Hi ablimit,
I think you have two major directions you can work on:
- removing the merge and do only inserts, keeping all the history of changes and getting the “latest” on the way out of the table, if possible, as inserts are way faster than updates;
- limiting what gets in, with a where clause on the incoming tables; in many DBs this will be beneficial also on the target table, if you partition it using the same field you use for the filtering.
The first one is the typical play from Data Vault, you just insert new stuff (for your definition of new) and give one or two ordered timelines to get your data out in any order you are interested into (first being when you got the info into the table -load timestamp-, typical second is when it happened in real life -effectivity-). this removes the “out of order” problem in the load as you just solve it at query time according your need.
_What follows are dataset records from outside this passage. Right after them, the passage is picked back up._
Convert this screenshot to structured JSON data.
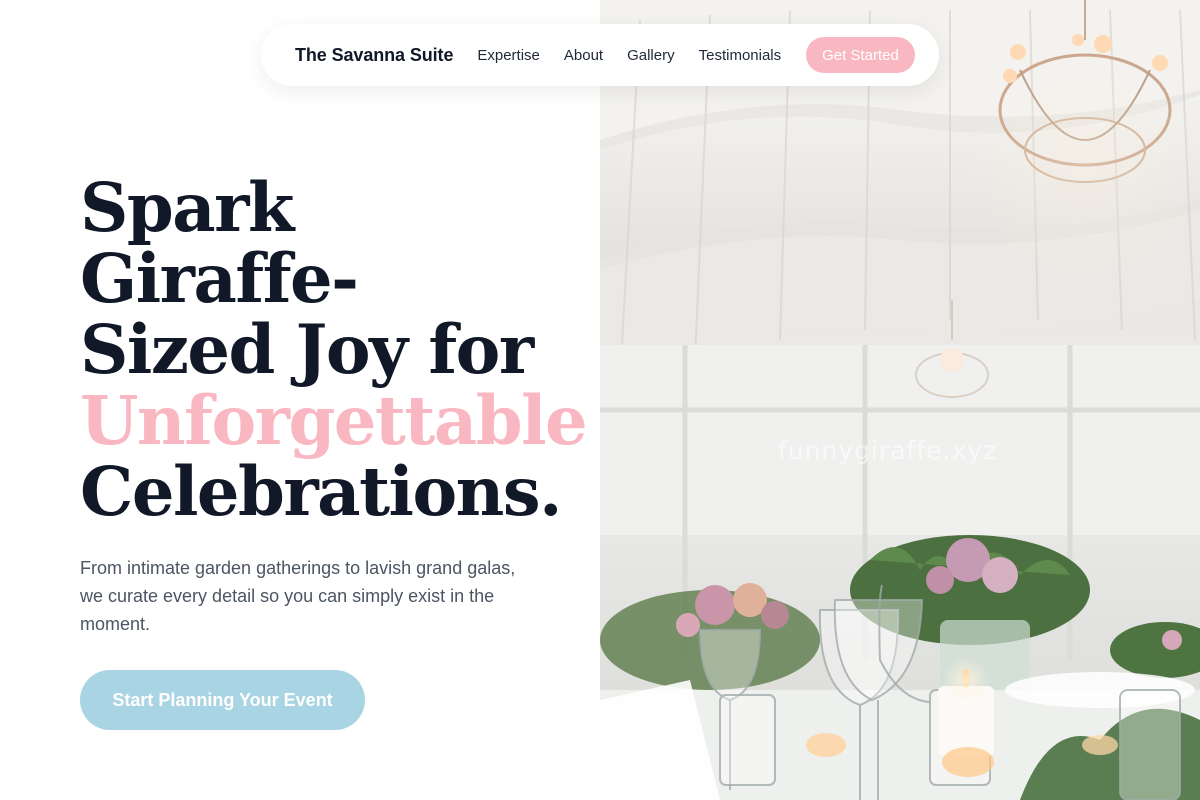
{
  "nav": {
    "brand": "The Savanna Suite",
    "links": [
      "Expertise",
      "About",
      "Gallery",
      "Testimonials"
    ],
    "cta_label": "Get Started"
  },
  "hero": {
    "headline_lines": [
      "Spark",
      "Giraffe-",
      "Sized Joy for"
    ],
    "headline_accent": "Unforgettable",
    "headline_end": "Celebrations.",
    "subtitle": "From intimate garden gatherings to lavish grand galas, we curate every detail so you can simply exist in the moment.",
    "cta_label": "Start Planning Your Event"
  },
  "photo": {
    "watermark": "funnygiraffe.xyz",
    "description_icon": "wedding-reception-photo"
  },
  "colors": {
    "accent_pink": "#f9b7c2",
    "accent_blue": "#a8d4e4",
    "text_dark": "#111827",
    "text_muted": "#4b5563"
  }
}
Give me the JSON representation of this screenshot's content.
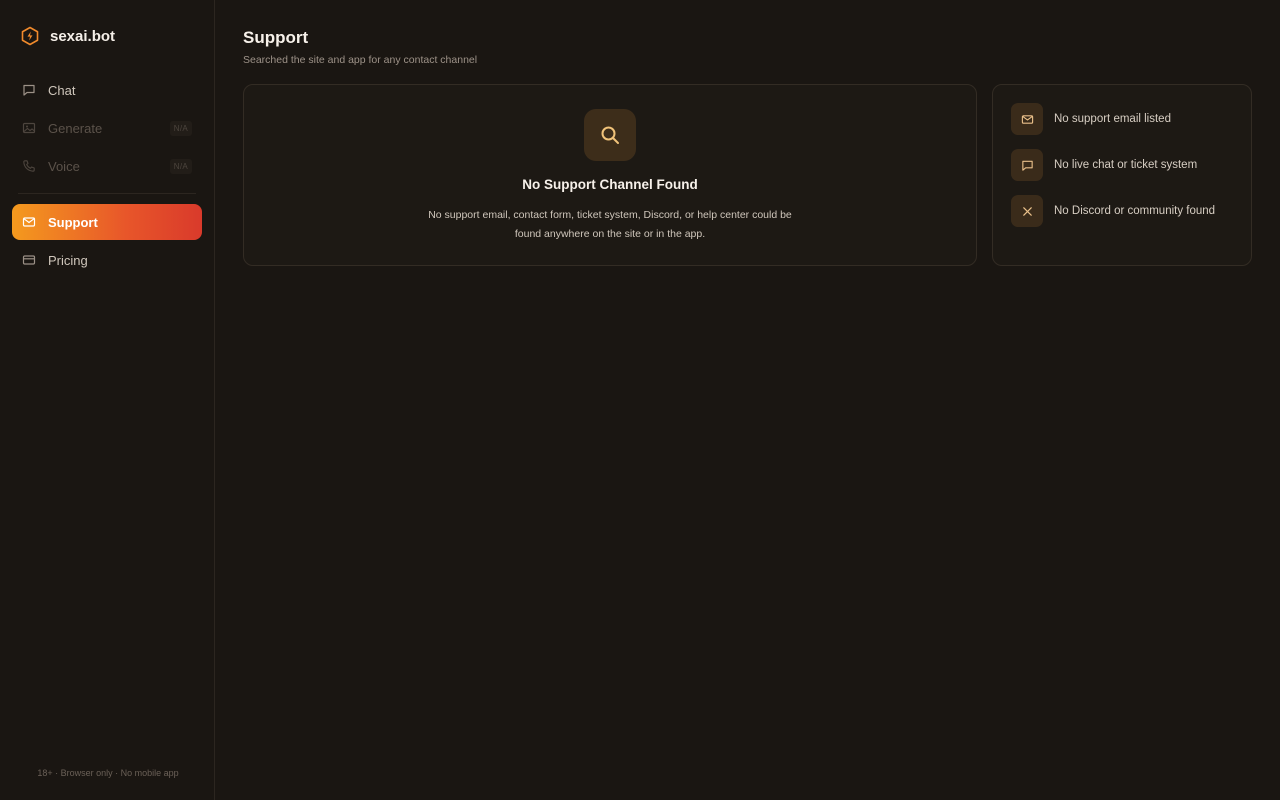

Two is just enforcing some acceptable limitation to what you are going to transform.
Even there you could have the two timelines (received VS happened) to help you narrow down what to pick up in the transformation on the incoming side.
If you can use both approaches then you can, for example, limit both incoming tables and dest table to events to specific field values (for example year = 2021) and just insert the ones that are new or changed.
If even after filtering you have huge numbers and your DB engine does not make good use of filters in the join keys then you can try a “brute force” approach to use the info that you have on the structure of the join key, even if I expect modern optimisers to be good at that if you have recent statistics (and good partitioning set up where you need to do it).
The idea is to exploit any field with a low cardinality that is part of your merge key and break down the huge merge in smaller ones, one for each value of the key.
With simple scripting in DBT (a loop on the values the key has, at the granularity you like) you could break down a one merge (like by year) into many smaller merges (by month or even by one day), and then union them back to be inserted.
I expect your DB engine to be smart enough to do it with low cardinality fields, and also prune partitions with date fields, but you can always try at different granularities (month, week, day) and see the performance.
-- build one CTE for each value of the key
for key in key_values
select from t1 where f = {{key}} and ...
select from t2 where f = {{key}} and ...
...
join t1, t2, ... as you need
end for
-- join them all
for key in key_values
select * from CTE_key
UNION (all?) if not last
end for